3D printing may help predict paravalvular leaks prior to TAVR

The use of 3D printing prior to transaortic valve replacement (TAVR) procedures may help cardiac surgeons to predict areas where an ill-fitting stent frame could lead to paravalvular leaks (PVLs), a small retrospective study has shown.

PVL is a relatively common issue that results from an ill-fitting valve, with a huge impact on mortality related to cardiac surgery. Interventionalists have been trying for years to improve the success rate of TAVR procedures by preventing PVLs. “We’ve made huge improvements in reducing PVL …  but there are still significant barriers with some of the self-expandable valves,” said lead author Dr Sergey Gurevich, a cardiologist from the Minneapolis Veterans Affairs Health Care System and the University of Minnesota in Minneapolis, US.

Even with the 3D multislice computed tomography (CT), TAVR operators may have a difficult time predicting which patients will have PVL and if it will be mild, moderate, or severe PVL. “We rely on valve technology to assist us,” Gurevich said. “It would be nice to know what to expect before we go in to help us with the valve selection.”

Patients enrolled in the study were undergoing TAVR for severe calcific aortic stenosis and particularly at risk for PVLs. Pre-procedure CT images were analysed to create 3-D printed models of each patient’s aortic root. The models were then implanted with the Sapien XT valve each patient received. Five had the 26-mm valve, and one a 23-mm valve. [SCAI 2018, abstract III-02)

The researchers then compared a re-scan of the implanted models with echocardiograms from the patients taken after TAVR. In every case, the 3D printed model predicted the PVL seen on echocardiograms, suggesting that if the modelling had been done pre-TAVR procedures, the PVLs could have been prevented in these patients.

Significant calcifications identified on pre-TAVR CT were associated with areas of poor stent apposition in most cases. At least two patients with central aortic insufficiency were predicted to have patient-prosthesis mismatch – one had received the 23-mm XT valve, while the other had a body surface area of approximately 3 m² which is higher by 50 percent than the average.

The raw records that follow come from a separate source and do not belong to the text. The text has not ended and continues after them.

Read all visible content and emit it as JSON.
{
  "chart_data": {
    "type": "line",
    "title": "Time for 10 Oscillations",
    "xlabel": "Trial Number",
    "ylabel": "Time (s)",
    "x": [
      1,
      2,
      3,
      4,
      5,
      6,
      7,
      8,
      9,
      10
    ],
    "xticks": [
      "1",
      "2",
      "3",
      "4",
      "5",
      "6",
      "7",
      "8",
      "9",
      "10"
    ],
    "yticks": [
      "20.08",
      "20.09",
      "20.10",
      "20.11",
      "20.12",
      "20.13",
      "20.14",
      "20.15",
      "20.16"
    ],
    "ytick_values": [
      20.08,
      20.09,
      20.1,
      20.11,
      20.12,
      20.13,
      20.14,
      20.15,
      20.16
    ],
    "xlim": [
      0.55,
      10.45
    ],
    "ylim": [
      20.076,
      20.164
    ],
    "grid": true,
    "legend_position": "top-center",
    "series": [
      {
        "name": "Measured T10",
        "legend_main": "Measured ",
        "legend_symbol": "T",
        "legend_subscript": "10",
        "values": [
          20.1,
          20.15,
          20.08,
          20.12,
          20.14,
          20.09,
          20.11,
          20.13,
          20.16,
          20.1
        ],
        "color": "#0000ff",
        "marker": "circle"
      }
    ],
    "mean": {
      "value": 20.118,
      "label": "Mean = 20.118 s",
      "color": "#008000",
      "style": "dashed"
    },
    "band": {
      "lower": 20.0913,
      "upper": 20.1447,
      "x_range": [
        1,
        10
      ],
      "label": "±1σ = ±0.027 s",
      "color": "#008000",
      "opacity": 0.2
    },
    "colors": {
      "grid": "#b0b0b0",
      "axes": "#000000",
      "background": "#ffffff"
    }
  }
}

“We’re very encouraged to see such positive outcomes for the feasibility of 3D printing in patients with heart valve disease,” said Gurevich. Patients are at a high risk of developing PVL after TAVR … anything we can do to identify and prevent these leaks from happening is certainly helpful. As 3D printing evolves, we hope to see an increase in accessibility and opportunity for the use of this technology to help improve patient care.”

Gurevich’s group is currently working on building a library of aortic valve geometries to quantify the amount of leak anticipated during TAVR. The ultimate goal, he said, is to pave the way for personalized aortic valves and extend this approach to other structural interventions, including left atrial appendage closure devices and mitral valves.